On en déduit aisément que les responsables sont ceux qui ont orchestré le complot du certificat de conformité, ont exclu tous les partis politiques de l’Opposition et ont disqualifié tous les partis politiques et toutes les forces politiques hostiles au retour à la pensée unique ; ils sont simplement à l’origine de l’organisation d’une parodie électorale sur la base de lois pourtant reconnues comme inapplicables, incongrues et inopérantes.

Au premier rang de cette catégorie de responsabilité, il y a l’instigateur de l’impasse électorale et de la crise politique qui ébranlent notre pays et qui n’est personne d’autre que celui qui a déclaré le 11 avril 2019 qu’il assume la confiscation du pouvoir législatif par l’imposition d’une parodie électorale qui exclut toute l’Opposition politique.

Celui – là se connaît et tout le monde le connaît : c’est le Président de la République Patrice TALON. Au-delà des élections législatives du 28 avril 2019, le Gouvernement de la rupture a étendu son pouvoir dictatorial, s’arrachant quasiment plutôt par désignations toutes les communes à l’issue de pseudos – élections communales du 17 mai 2020.
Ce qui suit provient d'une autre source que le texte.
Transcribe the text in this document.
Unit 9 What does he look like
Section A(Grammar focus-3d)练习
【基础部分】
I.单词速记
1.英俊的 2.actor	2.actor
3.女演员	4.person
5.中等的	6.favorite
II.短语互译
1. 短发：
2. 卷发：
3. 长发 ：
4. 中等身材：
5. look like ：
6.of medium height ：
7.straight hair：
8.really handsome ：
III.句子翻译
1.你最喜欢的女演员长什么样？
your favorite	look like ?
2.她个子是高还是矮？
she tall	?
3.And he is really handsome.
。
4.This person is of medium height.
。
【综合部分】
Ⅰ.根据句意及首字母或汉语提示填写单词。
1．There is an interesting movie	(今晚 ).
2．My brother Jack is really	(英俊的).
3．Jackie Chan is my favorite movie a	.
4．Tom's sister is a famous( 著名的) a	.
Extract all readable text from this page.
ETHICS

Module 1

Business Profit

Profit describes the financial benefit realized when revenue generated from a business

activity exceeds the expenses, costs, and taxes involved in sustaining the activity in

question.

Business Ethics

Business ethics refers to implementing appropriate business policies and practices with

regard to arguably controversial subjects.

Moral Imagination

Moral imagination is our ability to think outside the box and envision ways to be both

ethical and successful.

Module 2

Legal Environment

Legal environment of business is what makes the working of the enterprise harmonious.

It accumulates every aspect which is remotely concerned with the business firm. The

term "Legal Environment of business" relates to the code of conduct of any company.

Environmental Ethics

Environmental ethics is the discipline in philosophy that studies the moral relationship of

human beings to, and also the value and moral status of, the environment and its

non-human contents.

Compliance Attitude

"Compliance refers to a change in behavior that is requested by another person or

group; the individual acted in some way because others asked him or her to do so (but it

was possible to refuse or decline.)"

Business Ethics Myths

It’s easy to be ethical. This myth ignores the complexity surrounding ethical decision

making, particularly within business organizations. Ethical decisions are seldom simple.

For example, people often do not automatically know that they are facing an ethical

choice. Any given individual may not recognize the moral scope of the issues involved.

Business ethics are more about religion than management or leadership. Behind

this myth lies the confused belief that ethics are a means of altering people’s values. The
II. Les élections municipales exclusives du 17 mai 2020 :

Dans un contexte généralisé de la pandémie de la Covid-19, le Gouvernement s’est royalement offert la plupart des soixante-dix-sept communes de notre pays avec ses deux partis politiques siamois (UP et BR, tous deux instigués par le même Patrice TALON et un parti politique allié – FCBE qui peine visiblement à être reconnu et accepté par l’opinion publique comme une force politique de l’Opposition.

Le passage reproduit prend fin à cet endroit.